While petitioner has assumed that the result of the technical
assistance program is that Mana charges MARIS lower fees for technical
assistance than it otherwise would, petitioner has submitted no
evidence that this is in fact the case.
Because petitioner has not proven that a benefit to MARIS, either
direct or indirect, exists with regard to this program, and because no
evidence on the record indicates that benefits are conferred on MARIS,
the Department concludes that MARIS has not been the recipient of any
benefits, including countervailable benefits, under the TAF program for
the period of review.
Because the Department has concluded that MARIS has not received
any benefits under the TAF program for the period of review, the
question of the countervailability of the TAF program is moot.
Final Results of Review
After considering the comments received, we determine that the
signatories to the suspension agreement have complied with the terms of
the suspension agreement, including the payment of the provisional
export charge for the review period. From April 1, 1992, through
October 1, 1992, a provisional export charge rate of 4.05 percent was
in effect, and from October 2, 1992, through March 31, 1993, a rate of
5.52 percent was in effect.
We determine the total bounty or grant to be 3.00 percent of the
f.o.b. value of the merchandise for the April 1, 1992 through March 31,
1993 review period. Following the methodology outlined in section B.4
of the agreement, the Department determines that, for the April 1,
1992, through October 1, 1992, portion of the review period, and for
the October 2, 1992, through March 31, 1993, portion of the review
period, negative adjustments may be made to the provisional export
charge rates in effect. The adjustments will equal the difference
between the provisional rates in effect during the review period and
the rate determined in this review, plus interest. These rates,
established in the notices of the final results of the seventh and
eighth administrative reviews of the suspension agreement (See Certain
Refrigeration Compressors from the Republic of Singapore; Final Results
of Countervailing Duty Administrative Review, 56 FR 63714 (December 5,
1991); and 57 FR 46540 (October 9, 1992)) are 4.05 and 5.52 percent,
respectively.

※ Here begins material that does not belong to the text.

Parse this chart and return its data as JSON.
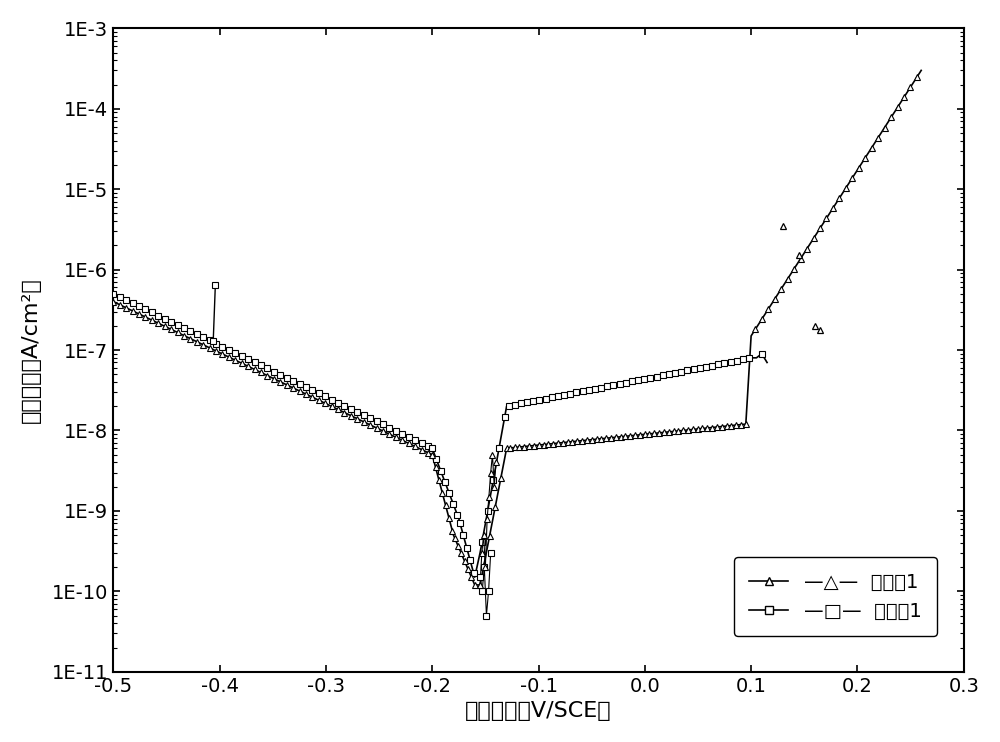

For this period the GOS may refund or credit, in
accordance with section B.4.c of the agreement, the difference to the
companies, plus interest, calculated in accordance with section 778(b)
of the Tariff Act.
The Department intends to notify the GOS that the provisional
export charge rate on all exports of the subject merchandise to the
United States with Outward Declarations filed on or after the date of
publication of the final results of this administrative review shall be
3.00 percent of the f.o.b. value of the merchandise.
This administrative review and notice are in accordance with
section 751(a)(1) of the Tariff Act (19 U.S.C. 1675(a)(1) and section
355.22 of the Department's regulations (19 CFR 355.22(1994)).
Dated: March 4, 1996.
Susan G. Esserman,
Assistant Secretary for Import Administration.